What was it that made you want to do the band?
-This band was founded by our Bass Player Mark, after his previous band disbanded because of trivial nonsense issues and big clashing egos. This experience made him really want to create a band that was just about having fun again, with a bunch of cool likeminded people. Unfortunately,… all he could manage to find was us, hahaha!
What is your definition of the metal you play?
-As it says in our biography: We’re like a bearded Michael Jackson driving a monster truck through the hills of Teletubbieland. Our style is a combination of everything we love in music: Catchy, Heavy, Groovy, Melodic, Technical… Although here are many bands that combine these elements these days (in some way) I think our mixture is still quite unique. We’re certainly not Prog or Djent or Core or any of that stuff. We usually just call it ‘Modern Metal’. It’s kind of a nondescript, generic genre name, but that’s just because we don’t really fit in with anyone else. Sure enough we like it that way.
How do you arrange the tracks? Is there a method to how you arrange the songs on a record?
-All our songs are arranged in a computer program called Guitar Pro. This allows us to communicate and adjust ideas very easily. Files get uploaded to our cloud so everyone can access them and add their ideas. It also allows us to arrange a lot of extra parts and layering that is just for studio recording purposes. When we deem a song finished, we all learn our parts and take it into the rehearsal room.
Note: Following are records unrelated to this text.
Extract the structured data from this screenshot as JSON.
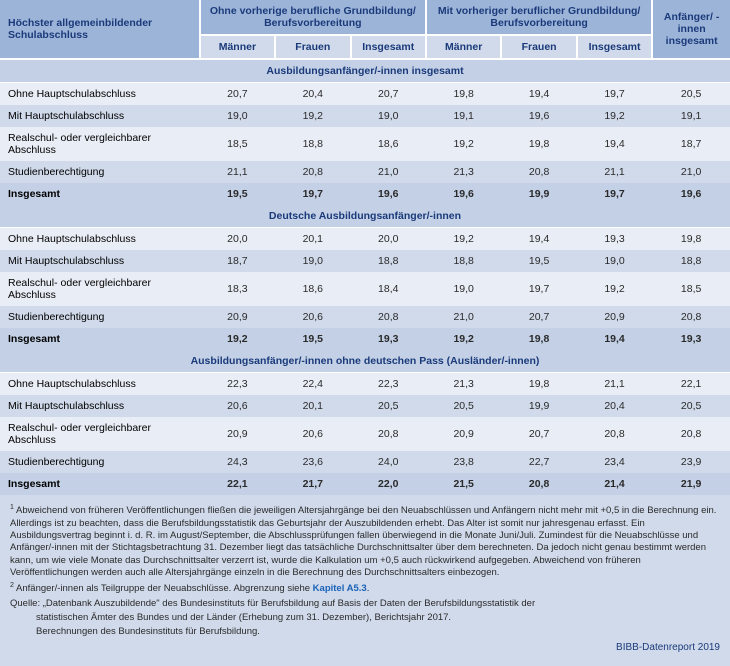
{
  "header": {
    "rowhead": "Höchster allgemeinbildender Schulabschluss",
    "group_ohne": "Ohne vorherige berufliche Grundbildung/ Berufsvorbereitung",
    "group_mit": "Mit vorheriger beruflicher Grundbildung/ Berufsvorbereitung",
    "group_total": "Anfänger/ -innen insgesamt",
    "sub_maenner": "Männer",
    "sub_frauen": "Frauen",
    "sub_insgesamt": "Insgesamt"
  },
  "sections": {
    "s0": "Ausbildungsanfänger/-innen insgesamt",
    "s1": "Deutsche Ausbildungsanfänger/-innen",
    "s2": "Ausbildungsanfänger/-innen ohne deutschen Pass (Ausländer/-innen)"
  },
  "rowlabels": {
    "r0": "Ohne Hauptschulabschluss",
    "r1": "Mit Hauptschulabschluss",
    "r2": "Realschul- oder vergleichbarer Abschluss",
    "r3": "Studienberechtigung",
    "r4": "Insgesamt"
  },
  "d": {
    "s0": {
      "r0": [
        "20,7",
        "20,4",
        "20,7",
        "19,8",
        "19,4",
        "19,7",
        "20,5"
      ],
      "r1": [
        "19,0",
        "19,2",
        "19,0",
        "19,1",
        "19,6",
        "19,2",
        "19,1"
      ],
      "r2": [
        "18,5",
        "18,8",
        "18,6",
        "19,2",
        "19,8",
        "19,4",
        "18,7"
      ],
      "r3": [
        "21,1",
        "20,8",
        "21,0",
        "21,3",
        "20,8",
        "21,1",
        "21,0"
      ],
      "r4": [
        "19,5",
        "19,7",
        "19,6",
        "19,6",
        "19,9",
        "19,7",
        "19,6"
      ]
    },
    "s1": {
      "r0": [
        "20,0",
        "20,1",
        "20,0",
        "19,2",
        "19,4",
        "19,3",
        "19,8"
      ],
      "r1": [
        "18,7",
        "19,0",
        "18,8",
        "18,8",
        "19,5",
        "19,0",
        "18,8"
      ],
      "r2": [
        "18,3",
        "18,6",
        "18,4",
        "19,0",
        "19,7",
        "19,2",
        "18,5"
      ],
      "r3": [
        "20,9",
        "20,6",
        "20,8",
        "21,0",
        "20,7",
        "20,9",
        "20,8"
      ],
      "r4": [
        "19,2",
        "19,5",
        "19,3",
        "19,2",
        "19,8",
        "19,4",
        "19,3"
      ]
    },
    "s2": {
      "r0": [
        "22,3",
        "22,4",
        "22,3",
        "21,3",
        "19,8",
        "21,1",
        "22,1"
      ],
      "r1": [
        "20,6",
        "20,1",
        "20,5",
        "20,5",
        "19,9",
        "20,4",
        "20,5"
      ],
      "r2": [
        "20,9",
        "20,6",
        "20,8",
        "20,9",
        "20,7",
        "20,8",
        "20,8"
      ],
      "r3": [
        "24,3",
        "23,6",
        "24,0",
        "23,8",
        "22,7",
        "23,4",
        "23,9"
      ],
      "r4": [
        "22,1",
        "21,7",
        "22,0",
        "21,5",
        "20,8",
        "21,4",
        "21,9"
      ]
    }
  },
  "footnotes": {
    "f1": "Abweichend von früheren Veröffentlichungen fließen die jeweiligen Altersjahrgänge bei den Neuabschlüssen und Anfängern nicht mehr mit +0,5 in die Berechnung ein. Allerdings ist zu beachten, dass die Berufsbildungsstatistik das Geburtsjahr der Auszubildenden erhebt. Das Alter ist somit nur jahresgenau erfasst. Ein Ausbildungsvertrag beginnt i. d. R. im August/September, die Abschlussprüfungen fallen überwiegend in die Monate Juni/Juli. Zumindest für die Neuabschlüsse und Anfänger/-innen mit der Stichtagsbetrachtung 31. Dezember liegt das tatsächliche Durchschnittsalter über dem berechneten. Da jedoch nicht genau bestimmt werden kann, um wie viele Monate das Durchschnittsalter verzerrt ist, wurde die Kalkulation um +0,5 auch rückwirkend aufgegeben. Abweichend von früheren Veröffentlichungen werden auch alle Altersjahrgänge einzeln in die Berechnung des Durchschnittsalters einbezogen.",
    "f2a": "Anfänger/-innen als Teilgruppe der Neuabschlüsse. Abgrenzung siehe ",
    "f2b": "Kapitel A5.3",
    "f2c": ".",
    "src1": "Quelle: „Datenbank Auszubildende\" des Bundesinstituts für Berufsbildung auf Basis der Daten der Berufsbildungsstatistik der",
    "src2": "statistischen Ämter des Bundes und der Länder (Erhebung zum 31. Dezember), Berichtsjahr 2017.",
    "src3": "Berechnungen des Bundesinstituts für Berufsbildung.",
    "credit": "BIBB-Datenreport 2019"
  },
  "colors": {
    "hdr_bg": "#9db4d9",
    "sub_bg": "#d0daea",
    "section_bg": "#c3d0e6",
    "light_bg": "#e9edf5",
    "dark_bg": "#d0daea",
    "text_hdr": "#1a3a7a",
    "text_body": "#2a2a2a",
    "link": "#1a62b8"
  }
}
Usually, that’s when we find out certain things don’t quite work yet and figure out how to improve them. A song is never finished until it’s recorded!
Where do you find your inspiration to create lyrics?
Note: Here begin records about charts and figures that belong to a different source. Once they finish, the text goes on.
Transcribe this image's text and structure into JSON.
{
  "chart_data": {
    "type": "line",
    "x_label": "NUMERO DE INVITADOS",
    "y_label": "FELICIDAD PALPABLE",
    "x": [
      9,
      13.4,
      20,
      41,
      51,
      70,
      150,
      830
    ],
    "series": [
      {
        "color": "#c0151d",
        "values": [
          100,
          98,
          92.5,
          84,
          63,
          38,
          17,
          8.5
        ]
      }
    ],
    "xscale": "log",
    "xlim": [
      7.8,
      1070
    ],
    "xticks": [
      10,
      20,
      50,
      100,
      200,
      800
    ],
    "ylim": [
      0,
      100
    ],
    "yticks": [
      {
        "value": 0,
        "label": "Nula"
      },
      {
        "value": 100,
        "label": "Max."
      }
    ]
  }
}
-Everywhere really. Have you noticed how messed up the world is? It’s so full of stuff, it would be impossible not to write about it! This is the way I process and filter everything and how I can sort of make sense of the world around me. I always have stories to tell, points to make and frustrations to vent. My opinions might not be unique but the way I word them might be. Hopefully this resonates with other people, in the same way that so many other bands have resonated with me over the years.
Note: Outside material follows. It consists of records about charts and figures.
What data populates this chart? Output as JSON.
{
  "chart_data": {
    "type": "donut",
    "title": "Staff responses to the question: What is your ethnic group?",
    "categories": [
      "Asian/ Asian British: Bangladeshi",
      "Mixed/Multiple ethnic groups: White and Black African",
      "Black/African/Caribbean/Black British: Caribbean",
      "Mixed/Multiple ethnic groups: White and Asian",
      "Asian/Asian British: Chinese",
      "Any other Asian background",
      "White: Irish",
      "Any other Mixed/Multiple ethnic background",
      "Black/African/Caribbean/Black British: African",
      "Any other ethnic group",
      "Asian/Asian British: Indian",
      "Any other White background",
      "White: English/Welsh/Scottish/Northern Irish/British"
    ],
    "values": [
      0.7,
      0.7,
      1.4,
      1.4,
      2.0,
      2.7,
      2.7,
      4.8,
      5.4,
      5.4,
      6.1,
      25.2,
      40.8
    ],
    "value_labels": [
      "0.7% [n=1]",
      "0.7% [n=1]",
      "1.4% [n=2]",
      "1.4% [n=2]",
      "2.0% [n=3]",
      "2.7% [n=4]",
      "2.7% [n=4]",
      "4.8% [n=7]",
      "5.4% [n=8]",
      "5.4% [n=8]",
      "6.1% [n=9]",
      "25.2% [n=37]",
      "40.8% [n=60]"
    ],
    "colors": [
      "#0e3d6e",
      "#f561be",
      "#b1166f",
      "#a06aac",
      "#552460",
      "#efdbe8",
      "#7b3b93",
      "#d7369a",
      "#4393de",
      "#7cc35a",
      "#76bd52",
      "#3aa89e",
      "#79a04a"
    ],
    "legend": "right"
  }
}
How important is the graphic side of the band? How much thought goes into art work etc.?
-Just like the band name, it’s extremely important. It is all part of the overall experience of a band. This does not limit itself just to the music but includes artwork, lyrics, music videos, stage presentation… everything!
All the concepts and artwork for the band are done by me (www.steven-art.com). I am constantly brainstorming about this. We only have one album out yet,… but conceptually I have things planned out up to album 4 right now,… I really should slow the hell down!!
Do you find that there is a greater freedom in working with digital than working with physical?
-The new media has its advantages and disadvantages. As you can read a great deal of our creative process is done digitally. On the other hand… Mp3’s don’t have artwork.
It’s the same with digital distribution and the social media. These days it’s really easy to record and put yourself out there and find an audience, which is great for trying out new ideas. I have certainly found a lot of cool music because of this. On the downside things have become much more saturated and convoluted because of this. It is actually what our song ‘Massive Luxury Overdose’ is about. Our modern times give us so many options and we have the entire world at our fingertips. But the more you spread your focus, the less you truly see.
Are there any limitations to digital? Can you do everything you like?
-As an end product, I still feel digital is still sorely lacking. Mp3’s quality is simply shit, but it’s still the most commonly used format. What’s the use of making a high level super production if you’re going to bitcrush it to pieces afterwards? Let’s just hope the FLAC format gets more accepted in the future. Then all we have to do is find a way to re-incorporate the visual side to the digital music…
When it comes to recording it’s almost the other way around: There are so little limitations that you can basically do anything and make anyone sound good! It used to be that you had to send venues a CD with your best studio recordings. These days they’re only interested in live footage, because that way they can tell if you’re actually able to play the stuff you put on record!
Is there a scene to speak of for a band like yours? Where do you fit in?
-No, we’re trying to find our own path. Sure, it might be a bit harder to find a gig if people don’t know where to place you, but creatively speaking this is much more interesting. Let’s not say we don’t fit in anywhere. We fit in EVERYWHERE!
What does the future hold?
-Right now we’re finishing up the final touches of the preproduction of our second album. After that we’re going to book a studio and record it. It should be out somewhere next year. We just re-signed with our label Wormholedeath records and they have a lot of cool plans in store for us and we’re really excited to work with them again. When the album is released it will be more music videos, interviews, touring… ultimately leading towards world domination. Like I said, I have it all planned out!